Muitas vezes ainda é divertido assistir Weaving Cook, especialmente porque ela minimiza as cenas principais para obter um efeito cômico, mas a maior parte do filme se perde na floresta do enorme resort onde Grace e Faith devem navegar. Ele percorre os padrões cada vez mais cansativos da dupla correndo, sendo pega, participando de sequências de luta e tiros rigidamente encenadas e depois correndo novamente, enquanto alguns detalhes expositivos sobre seu distanciamento são desajeitadamente revelados. Não é chato por si só, pois sempre há muita coisa acontecendo, mas é bastante simples e muitas vezes recorre a truques previsíveis para manter as coisas em movimento. Existem algumas traições, reviravoltas e revelações, embora a própria estrutura do filme signifique que você mal se envolve com elas quando elas aparecem. A cinematografia parece plana e monótona, com poucas composições interessantes que ficam na memória.
Isso é uma pena, porque um resort, especialmente aquele com campo de golfe, está pronto para receber grandes filmes tendo como pano de fundo. Esses lugares são imaculados e belos, mas também assustadoramente artificiais e muitas vezes escondem uma violência latente. Infelizmente, há tão pouco talento visual em Ready or Not 2 que revela isso. A única coisa que revela no final é a dolorosa falta de ousadia do filme, seja nos elementos técnicos ou temáticos. Simplesmente não há muito em que se agarrar aqui, além do desempenho de Weaving. A adição de Newton não acrescenta nenhum aspecto significativo além de brigas superficiais entre irmãos e um sentimentalismo forçado que o filme não merece. Embora o original brilhasse em sua simplicidade, a maioria das adições desta sequência parecem desordenadas e prejudicam o forte personagem central.

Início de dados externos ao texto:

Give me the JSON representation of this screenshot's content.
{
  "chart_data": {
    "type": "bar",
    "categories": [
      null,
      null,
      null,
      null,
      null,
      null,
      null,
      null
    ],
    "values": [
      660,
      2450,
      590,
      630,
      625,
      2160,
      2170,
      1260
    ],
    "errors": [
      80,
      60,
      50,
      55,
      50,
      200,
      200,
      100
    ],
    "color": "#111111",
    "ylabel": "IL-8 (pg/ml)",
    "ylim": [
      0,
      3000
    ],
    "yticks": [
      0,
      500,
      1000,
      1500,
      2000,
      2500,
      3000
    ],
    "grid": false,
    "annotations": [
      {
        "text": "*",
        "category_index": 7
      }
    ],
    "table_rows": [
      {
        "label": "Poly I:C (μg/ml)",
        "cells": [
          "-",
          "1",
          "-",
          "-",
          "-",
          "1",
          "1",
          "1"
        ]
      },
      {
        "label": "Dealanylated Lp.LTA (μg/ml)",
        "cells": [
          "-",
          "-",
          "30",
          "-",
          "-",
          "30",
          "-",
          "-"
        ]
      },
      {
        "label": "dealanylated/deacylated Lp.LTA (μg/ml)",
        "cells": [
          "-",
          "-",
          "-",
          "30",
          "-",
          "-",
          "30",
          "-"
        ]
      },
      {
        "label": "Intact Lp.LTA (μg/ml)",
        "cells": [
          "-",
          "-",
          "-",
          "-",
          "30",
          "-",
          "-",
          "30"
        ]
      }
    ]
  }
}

Há um momento próximo ao final de Weaving em que ela consegue oferecer algo mais complexo, com uma decisão que ninguém esperava que Grace tomasse, complicando todo o filme. Infelizmente, isso chega tarde demais para causar uma boa impressão. Em vez disso, é outra recauchutagem do final que vimos na primeira vez. Há sangue por toda parte, mas não há coração verdadeiro por trás disso. Para um filme de terror que aparentemente trata de encontrar uma maneira de jogar o jogo da vida em seus próprios termos, em vez das regras cruéis dos ricos, é decepcionante o quanto Ready or Not 2 oferece mais do mesmo, mas pior. Mesmo que morda, não tem dentes. Tudo o que resta é o eco do que era melhor antes. Enquanto você assiste, você só pode desejar que Weaving tivesse mais oportunidades de trabalhar, ou pelo menos mais espaço para que seu grito icônico o chocasse mais uma vez.
Nota: C
“Ready or Not 2: Here I Come” estreou no 2026 SXSW Film & TV Festival. A Searchlight Pictures lançará o filme em 19 de março.